Project Leader: Brant Harrison, Chairman Palisade Japanese Beetle Eradication Advisory Committee

Technical Advisors:

  • Robert Hammon, Area Extension Agent, Tri-River Cooperative Extension
  • Whitney Cranshaw, Professor/Extension Specialist, Bioagricultural Sciences and Pest Management, Colorado State University

Project Years: 2004, 2005

Project Summary

The Japanese beetle is one of the most damaging insect pests of ornamental plants, turf grass, and fruit crops in the northeastern United States . A population of this insect has become established in Palisade, Colorado . It was detected in 2002 and confirmed in 2003. Because Colorado is considered Japanese beetle-infested, special cultural and insecticidal methods must be made to allow shipment.
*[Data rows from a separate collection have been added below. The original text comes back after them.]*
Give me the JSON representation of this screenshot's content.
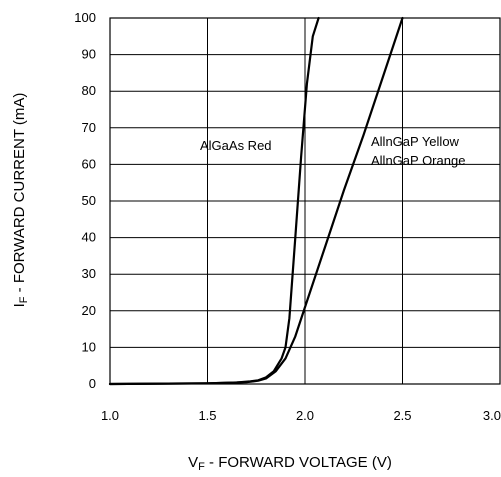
{
  "chart_data": {
    "type": "line",
    "title": "",
    "xlabel": {
      "symbol": "V",
      "subscript": "F",
      "text": " - FORWARD VOLTAGE (V)"
    },
    "ylabel": {
      "symbol": "I",
      "subscript": "F",
      "text": " - FORWARD CURRENT (mA)"
    },
    "xlim": [
      1.0,
      3.0
    ],
    "ylim": [
      0,
      100
    ],
    "x_ticks": [
      "1.0",
      "1.5",
      "2.0",
      "2.5",
      "3.0"
    ],
    "y_ticks": [
      "0",
      "10",
      "20",
      "30",
      "40",
      "50",
      "60",
      "70",
      "80",
      "90",
      "100"
    ],
    "grid": true,
    "legend": "none",
    "annotations": [
      "AlGaAs Red",
      "AllnGaP Yellow",
      "AllnGaP Orange"
    ],
    "series": [
      {
        "x": [
          1.0,
          1.5,
          1.65,
          1.72,
          1.76,
          1.8,
          1.84,
          1.88,
          1.9,
          1.92,
          1.95,
          1.98,
          2.01,
          2.04,
          2.07
        ],
        "y": [
          0,
          0.2,
          0.4,
          0.7,
          1,
          1.8,
          3.5,
          7,
          10,
          18,
          40,
          62,
          82,
          95,
          100
        ]
      },
      {
        "x": [
          1.0,
          1.5,
          1.7,
          1.76,
          1.8,
          1.85,
          1.9,
          1.95,
          2.0,
          2.1,
          2.2,
          2.3,
          2.4,
          2.5
        ],
        "y": [
          0,
          0.2,
          0.5,
          0.9,
          1.5,
          3.5,
          7,
          13,
          21,
          37,
          53,
          68,
          84,
          100
        ]
      }
    ]
  }
}
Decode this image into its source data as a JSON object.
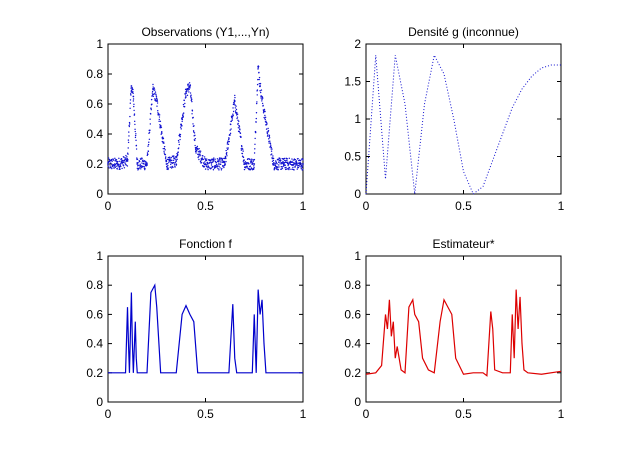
{
  "figure": {
    "background": "#ffffff"
  },
  "chart_data": [
    {
      "type": "scatter",
      "title": "Observations (Y1,...,Yn)",
      "xlabel": "",
      "ylabel": "",
      "xlim": [
        0,
        1
      ],
      "ylim": [
        0,
        1
      ],
      "xticks": [
        "0",
        "0.5",
        "1"
      ],
      "yticks": [
        "0",
        "0.2",
        "0.4",
        "0.6",
        "0.8",
        "1"
      ],
      "grid": false,
      "color": "#1010d0",
      "marker": "dot",
      "n_points": 1024,
      "description_of_shape": "noisy samples of f",
      "series": [
        {
          "x": [
            0.0,
            0.05,
            0.1,
            0.12,
            0.13,
            0.15,
            0.2,
            0.23,
            0.25,
            0.3,
            0.35,
            0.38,
            0.4,
            0.42,
            0.45,
            0.5,
            0.6,
            0.65,
            0.7,
            0.75,
            0.77,
            0.78,
            0.8,
            0.85,
            0.9,
            1.0
          ],
          "y": [
            0.2,
            0.2,
            0.22,
            0.72,
            0.65,
            0.2,
            0.2,
            0.7,
            0.62,
            0.2,
            0.22,
            0.5,
            0.68,
            0.72,
            0.3,
            0.2,
            0.2,
            0.62,
            0.2,
            0.2,
            0.85,
            0.72,
            0.55,
            0.2,
            0.2,
            0.2
          ]
        }
      ]
    },
    {
      "type": "line",
      "title": "Densité g (inconnue)",
      "xlabel": "",
      "ylabel": "",
      "xlim": [
        0,
        1
      ],
      "ylim": [
        0,
        2
      ],
      "xticks": [
        "0",
        "0.5",
        "1"
      ],
      "yticks": [
        "0",
        "0.5",
        "1",
        "1.5",
        "2"
      ],
      "grid": false,
      "color": "#1010d0",
      "linestyle": "dotted",
      "series": [
        {
          "x": [
            0,
            0.05,
            0.1,
            0.15,
            0.2,
            0.25,
            0.3,
            0.35,
            0.4,
            0.45,
            0.5,
            0.55,
            0.6,
            0.65,
            0.7,
            0.75,
            0.8,
            0.85,
            0.9,
            0.95,
            1.0
          ],
          "y": [
            0.0,
            1.85,
            0.2,
            1.85,
            1.2,
            0.0,
            1.2,
            1.85,
            1.6,
            1.0,
            0.3,
            0.0,
            0.1,
            0.45,
            0.8,
            1.15,
            1.4,
            1.57,
            1.68,
            1.72,
            1.72
          ]
        }
      ]
    },
    {
      "type": "line",
      "title": "Fonction f",
      "xlabel": "",
      "ylabel": "",
      "xlim": [
        0,
        1
      ],
      "ylim": [
        0,
        1
      ],
      "xticks": [
        "0",
        "0.5",
        "1"
      ],
      "yticks": [
        "0",
        "0.2",
        "0.4",
        "0.6",
        "0.8",
        "1"
      ],
      "grid": false,
      "color": "#0000cc",
      "linestyle": "solid",
      "series": [
        {
          "x": [
            0.0,
            0.09,
            0.1,
            0.105,
            0.11,
            0.12,
            0.125,
            0.13,
            0.14,
            0.145,
            0.15,
            0.16,
            0.2,
            0.22,
            0.24,
            0.25,
            0.27,
            0.29,
            0.3,
            0.35,
            0.38,
            0.4,
            0.42,
            0.44,
            0.46,
            0.5,
            0.62,
            0.64,
            0.65,
            0.66,
            0.74,
            0.75,
            0.76,
            0.77,
            0.78,
            0.79,
            0.8,
            0.81,
            0.83,
            1.0
          ],
          "y": [
            0.2,
            0.2,
            0.65,
            0.4,
            0.2,
            0.75,
            0.4,
            0.2,
            0.55,
            0.3,
            0.2,
            0.2,
            0.2,
            0.75,
            0.8,
            0.65,
            0.2,
            0.2,
            0.2,
            0.2,
            0.6,
            0.66,
            0.6,
            0.55,
            0.2,
            0.2,
            0.2,
            0.67,
            0.3,
            0.2,
            0.2,
            0.6,
            0.2,
            0.77,
            0.6,
            0.7,
            0.4,
            0.2,
            0.2,
            0.2
          ]
        }
      ]
    },
    {
      "type": "line",
      "title": "Estimateur*",
      "xlabel": "",
      "ylabel": "",
      "xlim": [
        0,
        1
      ],
      "ylim": [
        0,
        1
      ],
      "xticks": [
        "0",
        "0.5",
        "1"
      ],
      "yticks": [
        "0",
        "0.2",
        "0.4",
        "0.6",
        "0.8",
        "1"
      ],
      "grid": false,
      "color": "#dd0000",
      "linestyle": "solid",
      "series": [
        {
          "x": [
            0.0,
            0.05,
            0.08,
            0.1,
            0.11,
            0.12,
            0.13,
            0.14,
            0.15,
            0.16,
            0.18,
            0.2,
            0.22,
            0.24,
            0.25,
            0.27,
            0.29,
            0.32,
            0.35,
            0.38,
            0.4,
            0.42,
            0.44,
            0.46,
            0.5,
            0.55,
            0.6,
            0.62,
            0.64,
            0.65,
            0.66,
            0.7,
            0.74,
            0.75,
            0.76,
            0.77,
            0.78,
            0.79,
            0.8,
            0.81,
            0.83,
            0.9,
            1.0
          ],
          "y": [
            0.19,
            0.2,
            0.25,
            0.6,
            0.5,
            0.7,
            0.45,
            0.55,
            0.3,
            0.38,
            0.22,
            0.2,
            0.65,
            0.7,
            0.6,
            0.55,
            0.3,
            0.22,
            0.2,
            0.55,
            0.7,
            0.65,
            0.6,
            0.3,
            0.19,
            0.2,
            0.2,
            0.18,
            0.62,
            0.5,
            0.22,
            0.2,
            0.2,
            0.6,
            0.3,
            0.77,
            0.5,
            0.72,
            0.4,
            0.22,
            0.2,
            0.19,
            0.21
          ]
        }
      ]
    }
  ]
}
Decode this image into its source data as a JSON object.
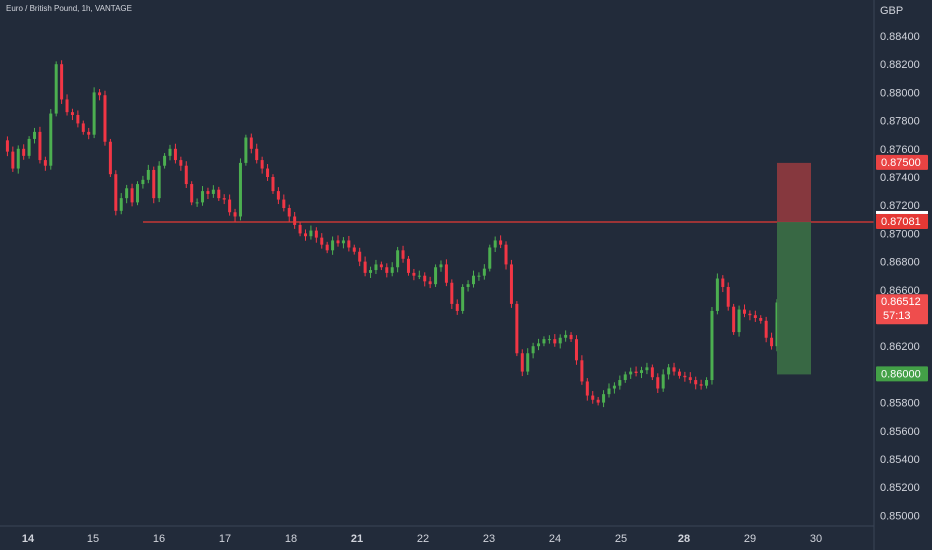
{
  "symbol_title": "Euro / British Pound, 1h, VANTAGE",
  "chart_data": {
    "type": "candlestick",
    "currency": "GBP",
    "ylim": [
      0.849,
      0.886
    ],
    "y_ticks": [
      "0.88400",
      "0.88200",
      "0.88000",
      "0.87800",
      "0.87600",
      "0.87400",
      "0.87200",
      "0.87000",
      "0.86800",
      "0.86600",
      "0.86400",
      "0.86200",
      "0.86000",
      "0.85800",
      "0.85600",
      "0.85400",
      "0.85200",
      "0.85000"
    ],
    "x_ticks": [
      {
        "label": "14",
        "bold": true
      },
      {
        "label": "15",
        "bold": false
      },
      {
        "label": "16",
        "bold": false
      },
      {
        "label": "17",
        "bold": false
      },
      {
        "label": "18",
        "bold": false
      },
      {
        "label": "21",
        "bold": true
      },
      {
        "label": "22",
        "bold": false
      },
      {
        "label": "23",
        "bold": false
      },
      {
        "label": "24",
        "bold": false
      },
      {
        "label": "25",
        "bold": false
      },
      {
        "label": "28",
        "bold": true
      },
      {
        "label": "29",
        "bold": false
      },
      {
        "label": "30",
        "bold": false
      }
    ],
    "price_path": [
      0.8766,
      0.8758,
      0.8746,
      0.876,
      0.8755,
      0.8767,
      0.8772,
      0.8752,
      0.8748,
      0.8785,
      0.882,
      0.8795,
      0.8786,
      0.8784,
      0.8778,
      0.8772,
      0.877,
      0.88,
      0.8798,
      0.8765,
      0.8742,
      0.8716,
      0.8725,
      0.8732,
      0.8722,
      0.8735,
      0.8738,
      0.8745,
      0.8725,
      0.8748,
      0.8755,
      0.876,
      0.8752,
      0.8748,
      0.8735,
      0.8722,
      0.8722,
      0.873,
      0.8728,
      0.8731,
      0.8725,
      0.8724,
      0.8715,
      0.8712,
      0.875,
      0.8768,
      0.876,
      0.8752,
      0.8746,
      0.874,
      0.873,
      0.8724,
      0.8718,
      0.8712,
      0.8706,
      0.87,
      0.8698,
      0.8702,
      0.8697,
      0.8692,
      0.8688,
      0.8695,
      0.8693,
      0.8695,
      0.869,
      0.8687,
      0.868,
      0.8672,
      0.8674,
      0.8678,
      0.8676,
      0.8672,
      0.8676,
      0.8688,
      0.8682,
      0.8672,
      0.867,
      0.867,
      0.8666,
      0.8664,
      0.8676,
      0.8678,
      0.8665,
      0.865,
      0.8645,
      0.8662,
      0.8664,
      0.867,
      0.867,
      0.8675,
      0.869,
      0.8695,
      0.8692,
      0.8678,
      0.865,
      0.8615,
      0.8602,
      0.8615,
      0.862,
      0.8622,
      0.8625,
      0.8625,
      0.8622,
      0.8626,
      0.8628,
      0.8625,
      0.861,
      0.8595,
      0.8585,
      0.8582,
      0.858,
      0.8586,
      0.859,
      0.8592,
      0.8596,
      0.86,
      0.8602,
      0.8601,
      0.8603,
      0.8605,
      0.8598,
      0.859,
      0.86,
      0.8605,
      0.8602,
      0.8599,
      0.8598,
      0.8596,
      0.8593,
      0.8592,
      0.8596,
      0.8645,
      0.8668,
      0.8662,
      0.8648,
      0.863,
      0.8646,
      0.8643,
      0.8642,
      0.864,
      0.8638,
      0.8626,
      0.862,
      0.8651
    ],
    "annotations": {
      "support_resistance_line": 0.87081,
      "stop_loss": 0.875,
      "entry": 0.87081,
      "take_profit": 0.86,
      "current_price": 0.86512
    },
    "price_labels": {
      "stop": "0.87500",
      "level": "0.87081",
      "current": "0.86512",
      "countdown": "57:13",
      "target": "0.86000"
    },
    "colors": {
      "background": "#222b3a",
      "up": "#4caf50",
      "down": "#f23645",
      "level_line": "#e53935",
      "stop_zone": "#8f3a3f",
      "target_zone": "#3a6b45"
    }
  }
}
Some material may not be exported out of the state at all. This insect has taken a toll on grape and peach crops, especially and is very difficult to control of organically. Eradication of Japanese beetles from the Palisade area is essential in stopping its spread to other agricultural areas in Colorado .

There is a three-pronged approach to the initial plan of Japanese beetle eradication:

  • Intensive trapping of adult beetles
  • Treatment of lawns to kill larvae
  • Reduction of lawn watering to kill eggs and larvae

To put this project into action in 2004, permission had to be gained from all residents within city limits for the project coordinator to enter property and place traps and apply pesticides (granular imidacloprid, Merit). Out of 712 properties, 711 gave permission for the eradication of the beetles.

The initial project was very successful. The second year of trapping was done during the 2005 growing season. As in 2004, permission was sought from all residents in town with turf grass. Permission was granted and 418 traps were set at locations as close as possible to the 2004 locations. All procedures were the same as 2004, but a different company applied the pesticide treatments. This project was again, very successful in 2005 and monitoring will continue.

The success of this program should help specialty crop growers to reduce production costs and increase access to out-of-state markets; eliminate future control costs associated with Japanese beetles; and serve as a model for attempts to limit introduction into the state of other exotic pests that can hinder specialty crop production.